Madhavan Nair, J.
1. The petitioner is the S.I.R. Co. This petition is to revise an order of the District Munsif of Udumalpet awarding damages to the plaintiff for the loss caused to him on account of rain leaking into the waggon, as a result of which 15 bags out of the 141 bags of rice consigned to him were found wet. The defendant company claimed exemption from liability for the damage caused as the goods were sent under risk note form H. Under this contract the company will be liable if it is proved that the damage was caused on account of the 'misconduct' of the Railway Department or its servants. The question is whether there has been such misconduct as is contemplated by the risk note form H in this case. It is admitted-see D.W. 1-that the bags of rice became wet on account of the rain blowing into the waggon through the crevices of the doors; but there is evidence that the waggon in which the goods were despatched was found watertight at the last periodical examination on 1st July 1930, and also when it was re-examined on 12th November 1931. It was between these dates that the goods were carried by the company. In M. & S.M.Ry. Co. v. Sunderjee Kalidas 1933 Cal. 742, it was pointed out that
misconduct is not necessarily established by proving oven culpable negligence. It is something opposed to accident or negligence and is the intentional doing of something which the doer knows to be wrong or which he does recklessly not caring what the results may be.

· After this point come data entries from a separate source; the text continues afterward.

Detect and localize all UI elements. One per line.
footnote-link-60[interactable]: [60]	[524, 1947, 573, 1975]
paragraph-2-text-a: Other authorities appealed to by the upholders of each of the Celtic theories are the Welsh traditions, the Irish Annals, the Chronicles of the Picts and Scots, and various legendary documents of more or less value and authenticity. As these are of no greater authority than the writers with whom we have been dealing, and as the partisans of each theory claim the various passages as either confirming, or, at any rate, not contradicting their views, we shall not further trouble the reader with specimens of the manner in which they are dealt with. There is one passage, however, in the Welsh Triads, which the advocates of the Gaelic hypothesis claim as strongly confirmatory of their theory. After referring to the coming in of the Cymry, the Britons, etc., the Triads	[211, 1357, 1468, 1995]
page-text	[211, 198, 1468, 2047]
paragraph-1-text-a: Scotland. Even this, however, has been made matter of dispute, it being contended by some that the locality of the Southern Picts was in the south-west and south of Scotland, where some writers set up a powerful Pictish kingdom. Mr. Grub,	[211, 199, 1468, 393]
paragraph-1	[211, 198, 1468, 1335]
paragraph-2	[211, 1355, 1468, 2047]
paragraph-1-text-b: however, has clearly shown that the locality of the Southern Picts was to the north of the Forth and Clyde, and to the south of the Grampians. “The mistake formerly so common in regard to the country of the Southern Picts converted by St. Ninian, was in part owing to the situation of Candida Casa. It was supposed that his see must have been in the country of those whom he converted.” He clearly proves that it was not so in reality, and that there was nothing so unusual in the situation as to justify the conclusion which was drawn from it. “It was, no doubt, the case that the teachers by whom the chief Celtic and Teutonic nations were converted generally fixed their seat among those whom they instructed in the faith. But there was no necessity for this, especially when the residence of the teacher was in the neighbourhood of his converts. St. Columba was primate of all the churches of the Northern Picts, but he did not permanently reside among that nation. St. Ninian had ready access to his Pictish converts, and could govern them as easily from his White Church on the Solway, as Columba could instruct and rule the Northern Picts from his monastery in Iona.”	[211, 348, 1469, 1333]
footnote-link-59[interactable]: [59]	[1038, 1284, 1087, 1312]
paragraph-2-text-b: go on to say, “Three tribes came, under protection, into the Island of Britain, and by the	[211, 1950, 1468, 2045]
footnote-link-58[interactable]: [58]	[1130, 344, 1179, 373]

2. In B.B. & C.I. Ry. Co. Rajnagar Spinning Weaving and Manufacturing Co. 1930 Bom. 129, it was held that the word 'misconduct' suggests
that a railway servant has been guilty of doing something which was inconsistent with the conduct required of him by the rules of the company. In the absence of proof that there was any breach of duty by the railway servant or any infringement of the rules which regulate their terms of employment, no fair inference of misconduct on the part of the railway administration servants could properly arise.
3. Having regard to these decisions, and (the evidence in the case which shows that there was no negligence on the part of the railway company as the waggon in which the bags were sent was water, (tight, it is difficult to hold that misconduct on the part of the railway department or its servants has been proved.
4. But in a case in Jamunadas Ranjas v. E.I. Ry. Co. 1933 Pat. 630, , which is very similar to the present case on the facts, it was held that 'misconduct' was proved. In that case misconduct under risk note form H was construed to mean 'failure to do what is required of a person to do.' 'Failure to provide against such ordinary contingency such as rain-water forcing itself into the waggon and causing damage to grain' was construed to be misconduct in that case. This case entirely supports the respondent. The learned Judge observed.
that the fact that the rain-water did enter the waggon and cause damage to the plaintiff's consignment is itself sufficient to show that; proper and requisite precautions were not taken by the railway department to provide against such risk contingency.
5. Having regard to the facts of the present case I am unable to follow the above decision. The railway company have done all that they could. They could not do more than what they did, viz., provide a water-tight compartment for carrying the bags. The damage that was caused was clearly the result of an. accident and not misconduct on the part of the railway company. I would therefore set aside the lower Court's decree and dismiss the plaintiff's suit with respect to both his claims. In the circumstances each party will bear its own costs throughout.